Fabio Rovazzi singles chronology
|  | "Andiamo a comandare" (2016) | "Tutto molto interessante" (2016) |

Music video
- "Andiamo a comandare" on YouTube

= Andiamo a comandare =

"Andiamo a comandare" is the debut song by Italian singer, producer and filmmaker Fabio Rovazzi. It was written by Rovazzi, Merk & Kremont, Sissa and TwoFingerz.

The song was originally released as a music video on Rovazzi's social accounts on 28 February 2016. Following the widespread popularity of the song, the single was released by Newtopia and Universal on Spotify on 18 March and on iTunes in June.

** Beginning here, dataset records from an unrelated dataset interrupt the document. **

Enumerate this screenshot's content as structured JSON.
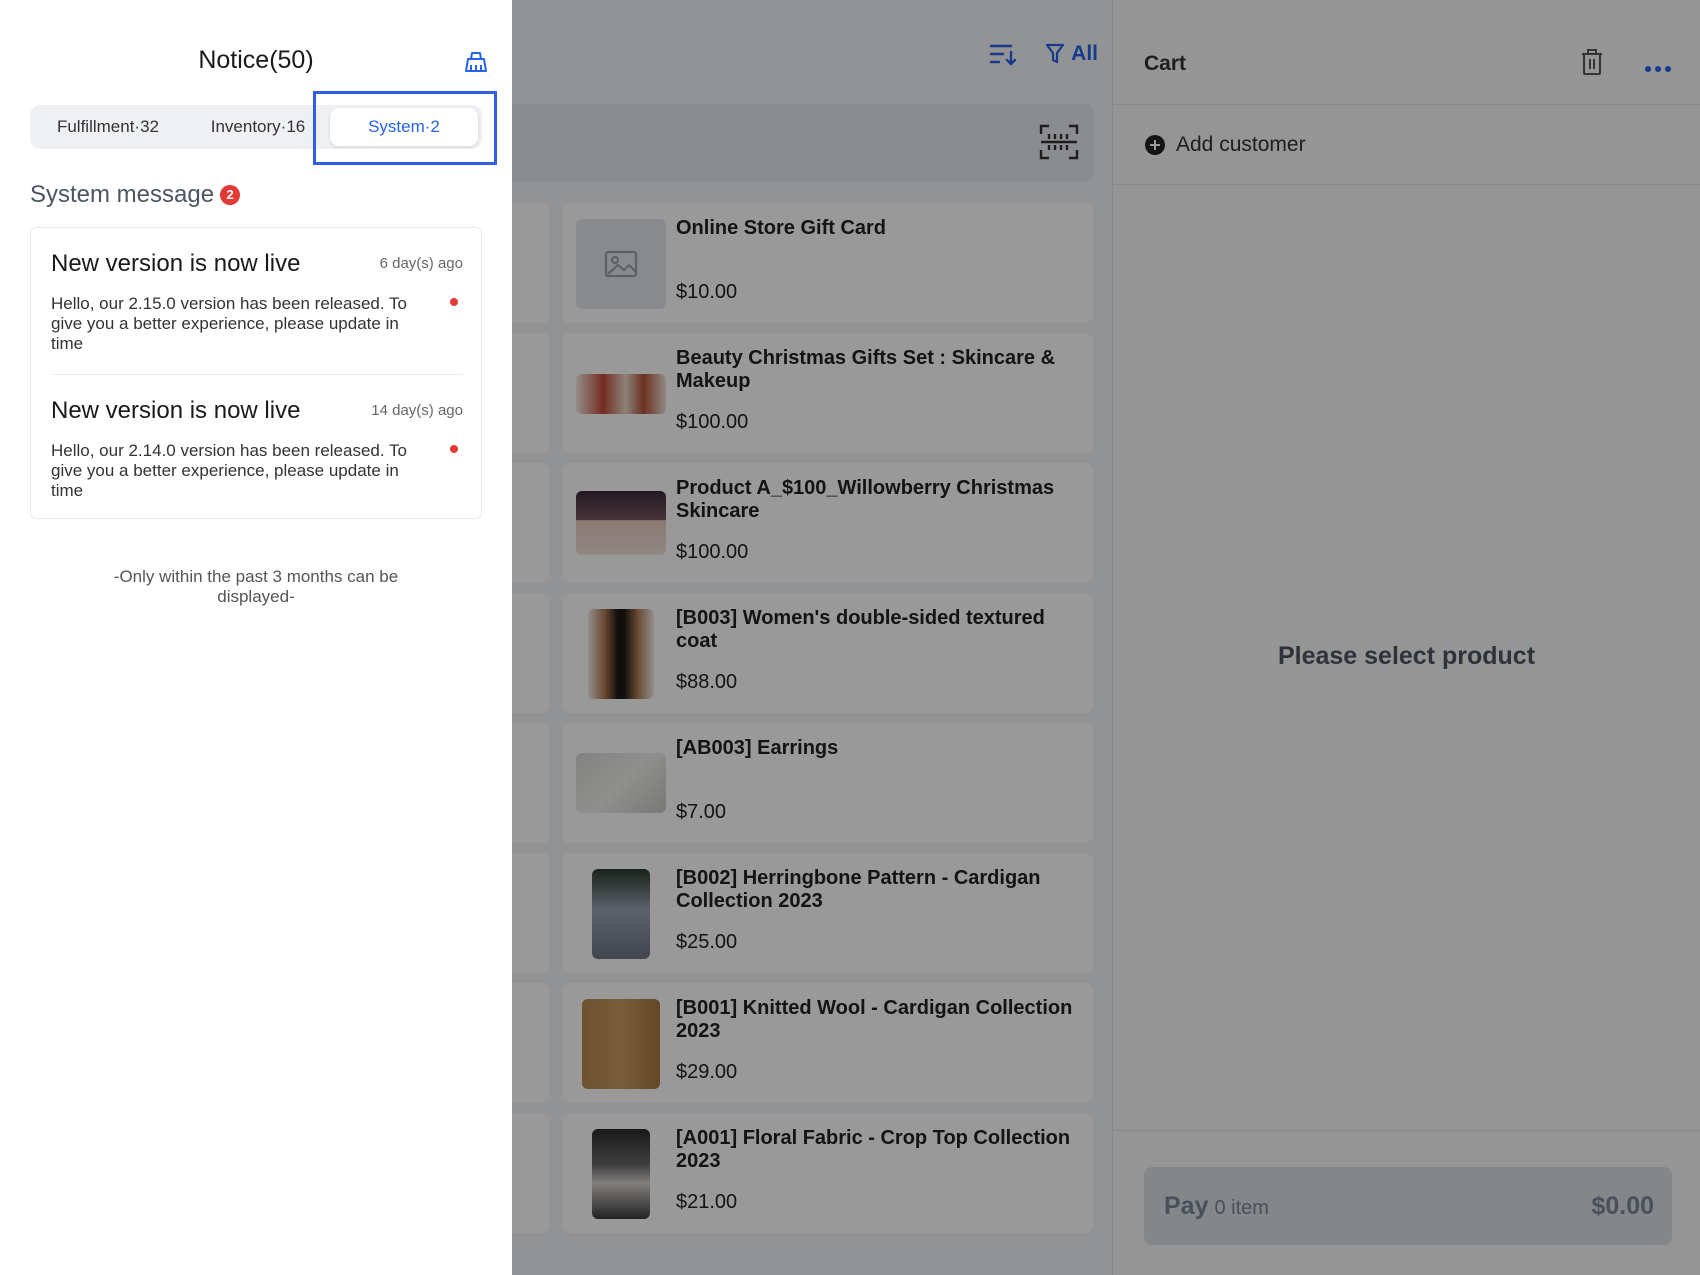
{
  "toolbar": {
    "filter_label": "All"
  },
  "products": [
    {
      "name": "Online Store Gift Card",
      "price": "$10.00",
      "thumb": "placeholder-image-icon"
    },
    {
      "name": "Beauty Christmas Gifts Set : Skincare & Makeup",
      "price": "$100.00",
      "thumb": "gift-set-photo"
    },
    {
      "name": "Product A_$100_Willowberry Christmas Skincare",
      "price": "$100.00",
      "thumb": "skincare-photo"
    },
    {
      "name": "[B003] Women's double-sided textured coat",
      "price": "$88.00",
      "thumb": "coat-photo"
    },
    {
      "name": "[AB003] Earrings",
      "price": "$7.00",
      "thumb": "earrings-photo"
    },
    {
      "name": "[B002] Herringbone Pattern - Cardigan Collection 2023",
      "price": "$25.00",
      "thumb": "cardigan-photo"
    },
    {
      "name": "[B001] Knitted Wool - Cardigan Collection 2023",
      "price": "$29.00",
      "thumb": "knit-cardigan-photo"
    },
    {
      "name": "[A001] Floral Fabric - Crop Top Collection 2023",
      "price": "$21.00",
      "thumb": "crop-top-photo"
    }
  ],
  "cart": {
    "title": "Cart",
    "add_customer_label": "Add customer",
    "empty_text": "Please select product",
    "pay_label": "Pay",
    "pay_count": "0 item",
    "pay_total": "$0.00"
  },
  "notice": {
    "title": "Notice(50)",
    "tabs": [
      {
        "label": "Fulfillment·32"
      },
      {
        "label": "Inventory·16"
      },
      {
        "label": "System·2"
      }
    ],
    "active_tab": "System·2",
    "section_title": "System message",
    "section_badge": "2",
    "messages": [
      {
        "title": "New version is now live",
        "time": "6 day(s) ago",
        "body": "Hello, our 2.15.0 version has been released. To give you a better experience, please update in time"
      },
      {
        "title": "New version is now live",
        "time": "14 day(s) ago",
        "body": "Hello, our 2.14.0 version has been released. To give you a better experience, please update in time"
      }
    ],
    "footnote": "-Only within the past 3 months can be displayed-"
  },
  "colors": {
    "accent": "#2563eb",
    "highlight_border": "#2f5fe0",
    "badge": "#e53935",
    "overlay": "rgba(0,0,0,0.40)"
  }
}
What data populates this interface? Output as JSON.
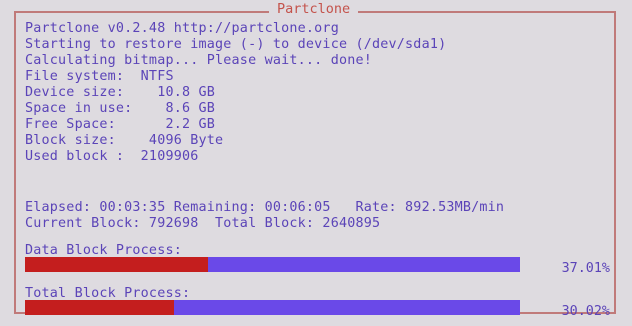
{
  "window": {
    "title": "Partclone"
  },
  "info": {
    "line1": "Partclone v0.2.48 http://partclone.org",
    "line2": "Starting to restore image (-) to device (/dev/sda1)",
    "line3": "Calculating bitmap... Please wait... done!",
    "file_system": "File system:  NTFS",
    "device_size": "Device size:    10.8 GB",
    "space_in_use": "Space in use:    8.6 GB",
    "free_space": "Free Space:      2.2 GB",
    "block_size": "Block size:    4096 Byte",
    "used_block": "Used block :  2109906"
  },
  "status": {
    "elapsed_line": "Elapsed: 00:03:35 Remaining: 00:06:05   Rate: 892.53MB/min",
    "block_line": "Current Block: 792698  Total Block: 2640895"
  },
  "progress": {
    "data_label": "Data Block Process:",
    "data_percent_text": "37.01%",
    "data_fraction": 0.3701,
    "total_label": "Total Block Process:",
    "total_percent_text": "30.02%",
    "total_fraction": 0.3002
  },
  "colors": {
    "background": "#dedbe0",
    "text": "#5b44b8",
    "title": "#c4534c",
    "frame": "#c07a7a",
    "bar_done": "#c41e1e",
    "bar_remaining": "#6a49e8"
  }
}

Starting from 24 June 2016, the song was played by various Italian radio networks, which led it to become a summer hit.

"Andiamo a comandare" topped the Italian singles chart and was certified quintuple platinum in Italy.

==Charts==
===Weekly charts===

Weekly chart performance for "Andiamo a comandare"
| Chart (2016) | Peak position |
|---|---|
| Italy (FIMI) | 1 |
| Italy Airplay (EarOne) | 24 |

===Year-end charts===

Year-end chart performance for "Andiamo a comandare"
| Chart (2016) | Position |
|---|---|
| Italy (FIMI) | 11 |

==Certifications==

| Region | Certification | Certified units/sales |
| Italy (FIMI) | 5× Platinum | 250,000^{‡} |
^{‡} Sales+streaming figures based on certification alone.